FOXM1c is the predominant FOXM1 isoform expressed in cholangiocarcinoma that associated with metastatic potential and poor prognosis of patients
Nathakan Klinhom-on,
Wunchana Seubwai,
Kanlayanee Sawanyawisuth,
Worachart Lert-itthiporn,
Sakda Waraasawapati,
Marutpong Detarya,
Sopit Wongkham
Affiliations
Nathakan Klinhom-on
Department of Biochemistry, Faculty of Medicine, Khon Kaen University, 40002, Thailand
Wunchana Seubwai
Department of Forensic Medicine, Faculty of Medicine, Khon Kaen University, 40002, Thailand; Cholangiocarcinoma Research Institute, Khon Kaen University, 40002, Thailand
Kanlayanee Sawanyawisuth
Department of Biochemistry, Faculty of Medicine, Khon Kaen University, 40002, Thailand; Cholangiocarcinoma Research Institute, Khon Kaen University, 40002, Thailand
Worachart Lert-itthiporn
Department of Biochemistry, Faculty of Medicine, Khon Kaen University, 40002, Thailand; Cholangiocarcinoma Research Institute, Khon Kaen University, 40002, Thailand
Sakda Waraasawapati
Department of Pathology, Faculty of Medicine, Khon Kaen University, Khon Kaen 40002, Thailand; Cholangiocarcinoma Research Institute, Khon Kaen University, 40002, Thailand
Marutpong Detarya
Department of Biochemistry, Faculty of Medicine, Khon Kaen University, 40002, Thailand
Sopit Wongkham
Department of Biochemistry, Faculty of Medicine, Khon Kaen University, 40002, Thailand; Cholangiocarcinoma Research Institute, Khon Kaen University, 40002, Thailand; Corresponding author.

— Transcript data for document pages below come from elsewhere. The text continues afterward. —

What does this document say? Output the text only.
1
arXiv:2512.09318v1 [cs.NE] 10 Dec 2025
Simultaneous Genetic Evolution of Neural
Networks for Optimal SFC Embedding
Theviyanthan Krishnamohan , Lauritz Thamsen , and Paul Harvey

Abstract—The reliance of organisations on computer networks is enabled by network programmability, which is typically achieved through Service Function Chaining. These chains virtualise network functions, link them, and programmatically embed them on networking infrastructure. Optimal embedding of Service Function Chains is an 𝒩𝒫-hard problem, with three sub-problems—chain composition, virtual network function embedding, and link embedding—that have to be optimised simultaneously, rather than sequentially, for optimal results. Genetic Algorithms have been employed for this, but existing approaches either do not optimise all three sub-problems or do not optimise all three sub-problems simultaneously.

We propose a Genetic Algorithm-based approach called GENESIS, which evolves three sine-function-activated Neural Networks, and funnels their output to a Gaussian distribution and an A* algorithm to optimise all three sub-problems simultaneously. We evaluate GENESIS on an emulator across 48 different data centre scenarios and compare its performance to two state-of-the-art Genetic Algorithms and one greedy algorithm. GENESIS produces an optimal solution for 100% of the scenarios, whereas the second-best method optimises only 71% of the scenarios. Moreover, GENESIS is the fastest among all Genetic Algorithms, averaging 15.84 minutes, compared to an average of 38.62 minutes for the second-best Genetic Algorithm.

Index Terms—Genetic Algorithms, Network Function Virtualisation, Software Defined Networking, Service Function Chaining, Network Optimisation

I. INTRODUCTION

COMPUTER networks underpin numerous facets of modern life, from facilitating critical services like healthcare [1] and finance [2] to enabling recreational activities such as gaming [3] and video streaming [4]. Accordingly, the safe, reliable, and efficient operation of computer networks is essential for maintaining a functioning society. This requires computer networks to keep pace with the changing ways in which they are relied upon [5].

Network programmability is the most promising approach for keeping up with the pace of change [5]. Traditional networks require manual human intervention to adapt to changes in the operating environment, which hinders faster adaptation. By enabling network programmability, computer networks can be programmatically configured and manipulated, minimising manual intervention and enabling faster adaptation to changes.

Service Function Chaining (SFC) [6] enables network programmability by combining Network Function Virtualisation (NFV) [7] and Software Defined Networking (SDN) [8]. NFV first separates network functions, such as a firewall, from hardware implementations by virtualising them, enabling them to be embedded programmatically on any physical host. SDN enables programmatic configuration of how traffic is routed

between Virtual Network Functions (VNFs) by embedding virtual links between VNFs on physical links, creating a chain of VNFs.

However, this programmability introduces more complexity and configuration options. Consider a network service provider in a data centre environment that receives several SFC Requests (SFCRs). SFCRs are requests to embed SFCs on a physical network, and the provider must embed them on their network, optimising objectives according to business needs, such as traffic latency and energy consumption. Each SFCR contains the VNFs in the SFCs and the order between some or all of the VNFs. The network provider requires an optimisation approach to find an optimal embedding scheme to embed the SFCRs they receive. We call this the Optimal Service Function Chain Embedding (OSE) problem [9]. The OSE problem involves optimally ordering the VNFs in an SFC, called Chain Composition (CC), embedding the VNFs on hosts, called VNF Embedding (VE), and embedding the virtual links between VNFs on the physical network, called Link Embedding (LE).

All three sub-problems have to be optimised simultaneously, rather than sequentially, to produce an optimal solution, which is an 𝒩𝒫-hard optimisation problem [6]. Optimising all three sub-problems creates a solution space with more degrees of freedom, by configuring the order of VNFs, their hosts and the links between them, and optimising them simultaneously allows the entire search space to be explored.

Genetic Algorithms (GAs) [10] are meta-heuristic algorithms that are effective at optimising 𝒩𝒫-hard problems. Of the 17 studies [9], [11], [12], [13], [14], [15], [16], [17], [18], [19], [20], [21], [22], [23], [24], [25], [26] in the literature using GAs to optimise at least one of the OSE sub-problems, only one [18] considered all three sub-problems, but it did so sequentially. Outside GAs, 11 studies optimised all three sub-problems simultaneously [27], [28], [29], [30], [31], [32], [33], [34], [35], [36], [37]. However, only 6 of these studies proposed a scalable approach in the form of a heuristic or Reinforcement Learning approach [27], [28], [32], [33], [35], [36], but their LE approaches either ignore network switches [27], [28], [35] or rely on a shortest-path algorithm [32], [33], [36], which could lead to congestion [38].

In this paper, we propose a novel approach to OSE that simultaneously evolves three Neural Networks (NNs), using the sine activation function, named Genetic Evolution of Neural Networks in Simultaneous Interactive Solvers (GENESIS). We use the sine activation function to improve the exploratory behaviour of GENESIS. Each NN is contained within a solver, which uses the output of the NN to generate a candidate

Forkhead box M1 (FOXM1) is a transcriptional factor which plays an important role in oncogenesis. Four FOXM1 isoforms, FOXM1a, FOXM1b, FOXM1c and FOXM1d, are known so far. Different FOXM1 isoforms influence progression of cancer in different cancer types. In this study, the FOXM1c isoform and its impact in cholangiocarcinoma (CCA) was identified. FOXM1c was found to be the predominant isoform in patient-CCA tissues and cell lines. Detection of FOXM1c expression in CCA tissues reflected the worse prognosis of the patients, namely the advanced stage and shorter survival. Suppression of FOXM1 expression using siRNA considerably reduced migration and invasion abilities of CCA cell lines. RNA sequencing analysis revealed claudin-1 as a target of FOXM1. FOXM1 exhibited a negative correlation with claudin-1 expression which was demonstrated in patient CCA tissues and cell lines. FOXM1 may be a potential target for therapeutic treatment of the metastatic CCA.